Вутятин обозлился и сам на себя. Тоже хорош! Гусь лапчатый! Понесло в сторону, и не туда, куда надо. Нельзя же так зазря волноваться-распускаться. Работать надо! И Андрей Данилович, довольный сам собой, почувствовал прилив энергии, как некогда бывало в прошлом, в далекой молодости, когда силы брались невесть откуда, и трудности были не трудностями, когда вдруг и сама жизнь раздвигала перед ним широкие горизонты и возможности. Прокладывал и он таежные маршруты, в сложной местности не сбивался с пути и точно выходил в помеченную на карте, в заданную точку! Он самодовольно хмыкнул, расправил пальцами кончики усов:
– И сейчас выйдем… в заданную начальством точку! Эх, туды их растуды!

2

Обедать, вернее, ужинать, Вутятин отправился в ресторан «Дальний Восток». Как и обычно. И как всегда, не один. Вместе с закадычным другом, таким же старым холостяком Раковкиным, возглавлявшим один из ведущих участков геологического отдела. Внешне, если смотреть со спины, как шутили в управлении, их не различишь – оба одного околопенсионного возраста, оба среднего роста, оба в меру полноваты, ходят чуть грузновато, по-матросски, расставляя ноги, словно идут по качающейся палубе или по хлюпкому настилу на топком болоте. И одеваются одинаково, покупая костюмы, шляпы и галстуки почти в одно время и в одном магазине. Не различишь их лишь со спины, а вот с «фасада» – наоборот! – невольно удивляются, какие же они разные. Вутятин – круглолицый, нос слегка вздернут, а под ним усы, темные, торчат в обе стороны тонкими пиками. У Раковкина нет усов, нос длинный, крючковатый, лицо вытянуто, как дыня, и его, словно картину рама, обрамляет курчавая шкиперская бородка, аккуратно подстриженная, ухоженная.

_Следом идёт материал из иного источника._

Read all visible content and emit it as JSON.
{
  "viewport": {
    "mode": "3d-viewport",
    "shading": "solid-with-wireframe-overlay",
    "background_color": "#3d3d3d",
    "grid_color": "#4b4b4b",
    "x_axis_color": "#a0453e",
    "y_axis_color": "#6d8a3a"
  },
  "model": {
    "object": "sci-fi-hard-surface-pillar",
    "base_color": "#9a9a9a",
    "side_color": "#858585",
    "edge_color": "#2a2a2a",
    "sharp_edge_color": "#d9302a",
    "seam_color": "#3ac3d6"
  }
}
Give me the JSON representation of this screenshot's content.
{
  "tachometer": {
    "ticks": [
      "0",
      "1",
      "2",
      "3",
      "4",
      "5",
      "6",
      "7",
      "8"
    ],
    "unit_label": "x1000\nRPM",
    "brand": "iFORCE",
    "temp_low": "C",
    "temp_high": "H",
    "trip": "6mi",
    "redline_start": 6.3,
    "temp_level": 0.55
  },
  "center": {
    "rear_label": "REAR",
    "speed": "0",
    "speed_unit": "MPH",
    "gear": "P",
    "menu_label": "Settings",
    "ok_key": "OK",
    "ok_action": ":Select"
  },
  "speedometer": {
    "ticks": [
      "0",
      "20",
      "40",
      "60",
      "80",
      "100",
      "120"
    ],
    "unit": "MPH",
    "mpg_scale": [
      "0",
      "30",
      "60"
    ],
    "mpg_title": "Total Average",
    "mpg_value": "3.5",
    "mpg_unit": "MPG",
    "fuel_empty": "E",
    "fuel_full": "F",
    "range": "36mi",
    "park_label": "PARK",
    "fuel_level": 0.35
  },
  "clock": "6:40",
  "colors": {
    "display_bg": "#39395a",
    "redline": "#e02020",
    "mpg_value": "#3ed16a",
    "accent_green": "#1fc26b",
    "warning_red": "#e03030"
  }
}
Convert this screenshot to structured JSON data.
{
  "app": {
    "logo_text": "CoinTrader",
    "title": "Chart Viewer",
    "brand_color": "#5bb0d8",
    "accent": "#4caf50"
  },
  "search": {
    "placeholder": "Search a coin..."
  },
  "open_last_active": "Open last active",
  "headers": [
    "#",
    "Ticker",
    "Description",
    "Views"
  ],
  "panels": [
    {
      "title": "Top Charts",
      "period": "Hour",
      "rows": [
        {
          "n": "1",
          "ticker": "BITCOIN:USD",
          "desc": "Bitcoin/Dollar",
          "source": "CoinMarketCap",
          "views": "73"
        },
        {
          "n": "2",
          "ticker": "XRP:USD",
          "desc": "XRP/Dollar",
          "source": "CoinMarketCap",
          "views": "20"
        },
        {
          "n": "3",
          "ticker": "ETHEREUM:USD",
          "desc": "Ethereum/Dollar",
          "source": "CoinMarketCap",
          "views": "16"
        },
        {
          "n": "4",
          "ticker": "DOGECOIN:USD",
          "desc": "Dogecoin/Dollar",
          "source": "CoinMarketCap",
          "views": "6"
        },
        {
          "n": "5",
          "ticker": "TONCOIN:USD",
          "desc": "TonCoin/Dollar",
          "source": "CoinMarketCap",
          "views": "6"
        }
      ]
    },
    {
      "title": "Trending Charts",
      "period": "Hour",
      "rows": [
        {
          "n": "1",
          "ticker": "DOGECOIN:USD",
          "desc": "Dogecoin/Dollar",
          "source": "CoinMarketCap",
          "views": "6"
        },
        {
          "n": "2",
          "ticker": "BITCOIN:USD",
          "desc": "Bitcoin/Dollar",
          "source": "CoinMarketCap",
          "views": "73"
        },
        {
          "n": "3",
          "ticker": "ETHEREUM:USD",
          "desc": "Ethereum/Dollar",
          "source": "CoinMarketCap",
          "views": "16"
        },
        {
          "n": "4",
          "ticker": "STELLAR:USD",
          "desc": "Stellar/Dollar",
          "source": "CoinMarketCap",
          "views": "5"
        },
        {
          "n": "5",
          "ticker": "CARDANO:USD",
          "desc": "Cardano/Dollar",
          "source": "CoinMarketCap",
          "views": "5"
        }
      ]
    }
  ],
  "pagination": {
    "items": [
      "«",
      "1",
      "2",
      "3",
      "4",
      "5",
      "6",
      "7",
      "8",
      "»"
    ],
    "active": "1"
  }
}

– Закажем, как всегда, наш поздний обед, – произнес Вутятин, усаживаясь на свое любимое место у широкого окна, через двойные стекла которого хорошо просматривалась улица, гуляющая публика.
– А скорее, даже наоборот, наш ранний ужин! – шутливо поправил друга Раковкин, располагаясь напротив и также у окна.
К их столику подплыла, словно утка по заводи, полногрудая официантка, мило улыбаясь:
– Что прикажете?
– Как всегда, – произнес Андрей Данилович, а Раковкин утвердительно кивнул.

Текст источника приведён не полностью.